This week’s photo, taken August 17, 2014 in Mount Rainier National Park, WA, features an immature COOPER’S HAWK.
On Sunday, I’m one of 12 participants on a Seattle Audubon hike along the lower slopes of Mount Rainier. After a 2 1/2 hour drive from the city, we reach the Sunrise parking lot: at 6400 feet above sea level, it’s the highest point in the park that’s reachable by car. As we gather together to begin our 8-mile hike, our leader mentions some birds we might encounter today, but I’m not listening very well. I’m majorly distracted by the incredibly fresh mountain air, the gorgeous green meadows, and the elephant in the room – also known as Mount Rainier. If I don’t see a single bird today, I’ll be ok because I’m just thrilled to be in the presence of the highest volcano in the contiguous United States.
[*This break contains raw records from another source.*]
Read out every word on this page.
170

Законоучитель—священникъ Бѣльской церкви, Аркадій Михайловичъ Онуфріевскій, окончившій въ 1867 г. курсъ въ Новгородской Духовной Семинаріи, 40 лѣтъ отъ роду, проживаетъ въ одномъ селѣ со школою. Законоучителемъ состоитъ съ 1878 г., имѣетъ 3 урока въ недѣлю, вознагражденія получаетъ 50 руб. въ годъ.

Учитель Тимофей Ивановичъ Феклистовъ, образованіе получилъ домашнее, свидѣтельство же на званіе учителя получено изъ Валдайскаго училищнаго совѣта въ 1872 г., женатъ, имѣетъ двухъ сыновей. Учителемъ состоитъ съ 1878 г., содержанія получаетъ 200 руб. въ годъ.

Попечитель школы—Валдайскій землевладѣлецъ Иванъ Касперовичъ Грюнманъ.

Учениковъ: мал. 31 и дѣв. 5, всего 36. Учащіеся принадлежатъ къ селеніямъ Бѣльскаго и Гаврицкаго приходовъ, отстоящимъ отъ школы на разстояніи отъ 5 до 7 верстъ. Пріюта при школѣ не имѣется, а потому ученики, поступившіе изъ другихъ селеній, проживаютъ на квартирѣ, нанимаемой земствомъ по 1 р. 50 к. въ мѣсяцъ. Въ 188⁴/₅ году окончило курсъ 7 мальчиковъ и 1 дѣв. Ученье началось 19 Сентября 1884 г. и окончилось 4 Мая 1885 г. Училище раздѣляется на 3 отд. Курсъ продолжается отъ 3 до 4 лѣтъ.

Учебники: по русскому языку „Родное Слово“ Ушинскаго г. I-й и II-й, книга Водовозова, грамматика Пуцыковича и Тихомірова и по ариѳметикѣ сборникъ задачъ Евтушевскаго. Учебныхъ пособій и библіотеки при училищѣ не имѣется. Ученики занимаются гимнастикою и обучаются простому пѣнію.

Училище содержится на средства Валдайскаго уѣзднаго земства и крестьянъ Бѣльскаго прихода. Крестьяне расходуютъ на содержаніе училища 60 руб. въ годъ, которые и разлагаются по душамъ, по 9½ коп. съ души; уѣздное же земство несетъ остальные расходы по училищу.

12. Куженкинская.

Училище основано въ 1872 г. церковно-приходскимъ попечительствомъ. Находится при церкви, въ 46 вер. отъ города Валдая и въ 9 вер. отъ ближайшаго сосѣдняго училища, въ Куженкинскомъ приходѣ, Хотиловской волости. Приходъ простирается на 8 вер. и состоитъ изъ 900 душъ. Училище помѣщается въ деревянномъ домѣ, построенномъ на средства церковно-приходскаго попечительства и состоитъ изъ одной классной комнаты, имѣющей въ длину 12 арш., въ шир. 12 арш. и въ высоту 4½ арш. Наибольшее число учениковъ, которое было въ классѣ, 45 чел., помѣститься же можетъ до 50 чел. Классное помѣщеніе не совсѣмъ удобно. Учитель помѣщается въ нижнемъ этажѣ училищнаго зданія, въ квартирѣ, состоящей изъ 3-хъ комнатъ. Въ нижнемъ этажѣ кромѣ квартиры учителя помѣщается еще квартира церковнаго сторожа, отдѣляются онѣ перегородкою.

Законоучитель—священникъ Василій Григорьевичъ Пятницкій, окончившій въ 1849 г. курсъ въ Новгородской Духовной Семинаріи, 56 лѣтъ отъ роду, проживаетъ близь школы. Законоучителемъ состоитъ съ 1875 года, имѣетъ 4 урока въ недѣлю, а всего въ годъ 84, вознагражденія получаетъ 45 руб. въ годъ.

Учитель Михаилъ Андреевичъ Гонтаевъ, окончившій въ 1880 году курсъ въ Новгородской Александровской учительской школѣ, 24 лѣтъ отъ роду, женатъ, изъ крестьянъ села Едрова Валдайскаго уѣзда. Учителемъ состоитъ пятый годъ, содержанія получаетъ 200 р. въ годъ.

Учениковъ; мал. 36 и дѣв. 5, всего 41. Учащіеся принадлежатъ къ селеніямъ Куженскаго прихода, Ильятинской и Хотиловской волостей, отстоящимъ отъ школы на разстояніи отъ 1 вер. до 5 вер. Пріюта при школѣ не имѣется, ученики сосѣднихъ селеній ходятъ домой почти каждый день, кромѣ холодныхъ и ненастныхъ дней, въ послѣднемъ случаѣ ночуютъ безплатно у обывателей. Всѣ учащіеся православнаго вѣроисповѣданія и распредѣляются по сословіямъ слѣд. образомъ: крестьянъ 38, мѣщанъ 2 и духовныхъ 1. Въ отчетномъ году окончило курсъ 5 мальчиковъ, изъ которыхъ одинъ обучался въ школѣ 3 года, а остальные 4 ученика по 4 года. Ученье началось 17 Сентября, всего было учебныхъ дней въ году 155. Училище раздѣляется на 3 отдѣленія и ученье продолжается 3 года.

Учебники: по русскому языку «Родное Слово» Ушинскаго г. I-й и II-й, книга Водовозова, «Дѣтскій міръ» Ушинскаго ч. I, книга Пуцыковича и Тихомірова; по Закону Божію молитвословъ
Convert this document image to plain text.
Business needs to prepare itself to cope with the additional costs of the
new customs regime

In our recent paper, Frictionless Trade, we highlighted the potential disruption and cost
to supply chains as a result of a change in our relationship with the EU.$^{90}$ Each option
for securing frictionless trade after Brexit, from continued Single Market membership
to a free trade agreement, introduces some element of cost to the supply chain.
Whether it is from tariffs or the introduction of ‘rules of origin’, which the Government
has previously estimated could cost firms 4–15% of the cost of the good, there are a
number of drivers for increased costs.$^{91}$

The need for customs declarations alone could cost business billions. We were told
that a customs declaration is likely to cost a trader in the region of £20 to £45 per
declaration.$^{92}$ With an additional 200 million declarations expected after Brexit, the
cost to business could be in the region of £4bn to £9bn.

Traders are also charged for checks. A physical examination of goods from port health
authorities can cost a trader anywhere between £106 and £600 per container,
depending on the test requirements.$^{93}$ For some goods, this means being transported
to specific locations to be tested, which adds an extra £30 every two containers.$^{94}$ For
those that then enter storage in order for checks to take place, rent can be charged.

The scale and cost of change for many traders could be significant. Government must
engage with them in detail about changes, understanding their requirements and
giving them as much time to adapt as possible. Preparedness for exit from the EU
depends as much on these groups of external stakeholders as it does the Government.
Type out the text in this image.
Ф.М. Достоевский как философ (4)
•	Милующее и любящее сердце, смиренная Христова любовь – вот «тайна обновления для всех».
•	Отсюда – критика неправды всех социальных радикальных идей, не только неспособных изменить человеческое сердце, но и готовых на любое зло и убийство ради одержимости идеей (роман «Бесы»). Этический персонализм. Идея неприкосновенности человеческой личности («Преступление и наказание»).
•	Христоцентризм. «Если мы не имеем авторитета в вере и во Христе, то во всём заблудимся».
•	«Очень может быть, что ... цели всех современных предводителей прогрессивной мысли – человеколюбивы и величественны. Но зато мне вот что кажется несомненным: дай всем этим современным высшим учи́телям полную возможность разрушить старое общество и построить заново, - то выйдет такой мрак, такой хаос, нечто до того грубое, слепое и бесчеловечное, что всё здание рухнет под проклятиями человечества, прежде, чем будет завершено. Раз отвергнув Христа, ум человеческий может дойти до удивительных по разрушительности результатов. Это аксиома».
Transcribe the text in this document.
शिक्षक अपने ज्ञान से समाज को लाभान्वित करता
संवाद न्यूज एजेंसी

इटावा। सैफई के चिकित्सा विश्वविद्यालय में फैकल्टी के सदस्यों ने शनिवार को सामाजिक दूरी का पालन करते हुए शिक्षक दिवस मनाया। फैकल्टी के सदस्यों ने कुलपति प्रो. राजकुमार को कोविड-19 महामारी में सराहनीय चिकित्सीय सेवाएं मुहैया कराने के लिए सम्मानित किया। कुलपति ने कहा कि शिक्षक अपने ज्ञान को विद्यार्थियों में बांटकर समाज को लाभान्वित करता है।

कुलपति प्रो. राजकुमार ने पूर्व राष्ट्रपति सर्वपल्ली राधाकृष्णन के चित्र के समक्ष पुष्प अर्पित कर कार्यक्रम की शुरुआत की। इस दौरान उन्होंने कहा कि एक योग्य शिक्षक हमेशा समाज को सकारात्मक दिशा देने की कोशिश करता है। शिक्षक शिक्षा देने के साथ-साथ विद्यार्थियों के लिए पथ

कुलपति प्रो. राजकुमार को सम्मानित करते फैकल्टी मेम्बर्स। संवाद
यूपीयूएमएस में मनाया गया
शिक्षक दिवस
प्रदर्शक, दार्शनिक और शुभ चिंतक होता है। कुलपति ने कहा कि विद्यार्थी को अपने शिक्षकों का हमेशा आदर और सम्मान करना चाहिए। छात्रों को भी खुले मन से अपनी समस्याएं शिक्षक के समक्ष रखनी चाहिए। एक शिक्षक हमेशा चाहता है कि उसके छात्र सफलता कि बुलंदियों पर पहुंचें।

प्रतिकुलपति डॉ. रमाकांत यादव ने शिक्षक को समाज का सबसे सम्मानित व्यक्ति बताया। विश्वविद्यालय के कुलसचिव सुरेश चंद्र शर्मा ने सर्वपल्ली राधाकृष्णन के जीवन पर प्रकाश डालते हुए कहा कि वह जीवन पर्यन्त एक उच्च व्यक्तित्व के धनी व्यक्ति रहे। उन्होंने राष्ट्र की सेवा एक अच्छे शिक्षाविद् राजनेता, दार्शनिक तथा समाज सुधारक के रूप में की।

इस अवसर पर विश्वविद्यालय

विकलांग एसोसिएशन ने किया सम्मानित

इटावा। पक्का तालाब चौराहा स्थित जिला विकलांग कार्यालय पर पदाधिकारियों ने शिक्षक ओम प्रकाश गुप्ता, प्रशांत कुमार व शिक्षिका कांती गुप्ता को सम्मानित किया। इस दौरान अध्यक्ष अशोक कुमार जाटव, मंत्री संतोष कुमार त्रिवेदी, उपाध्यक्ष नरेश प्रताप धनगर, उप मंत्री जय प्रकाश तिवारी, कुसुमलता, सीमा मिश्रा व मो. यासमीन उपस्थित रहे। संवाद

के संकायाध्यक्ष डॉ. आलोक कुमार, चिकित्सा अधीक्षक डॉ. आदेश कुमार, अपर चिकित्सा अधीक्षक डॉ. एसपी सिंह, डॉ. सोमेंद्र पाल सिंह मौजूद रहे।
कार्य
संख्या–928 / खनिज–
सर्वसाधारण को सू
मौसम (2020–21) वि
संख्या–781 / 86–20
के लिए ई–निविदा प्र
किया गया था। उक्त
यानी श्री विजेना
I try to focus solely on the magnificence of the area, but a few birds do manage to appear in my line of vision. Close to the parking lot, we spot MOUNTAIN CHICKADEES, CHIPPING SPARROWS, PINE SISKINS, CASSIN’S FINCHES and one CLARK’S NUTCRACKER. Later, when we hike above 7000 feet, we spot a few HORNED LARKS and AMERICAN PIPITS, and a dozen or more MOUNTAIN BLUEBIRDS.
It’s a good day for raptors. Soaring RED-TAILED HAWKS, AMERICAN KESTRELS, PRAIRIE FALCONS and COOPER’S HAWKS inspire us to keep trudging up the trails. When I’m in need of additional motivation, I glance up at Mount Rainier, and instantly the going gets a little bit easier.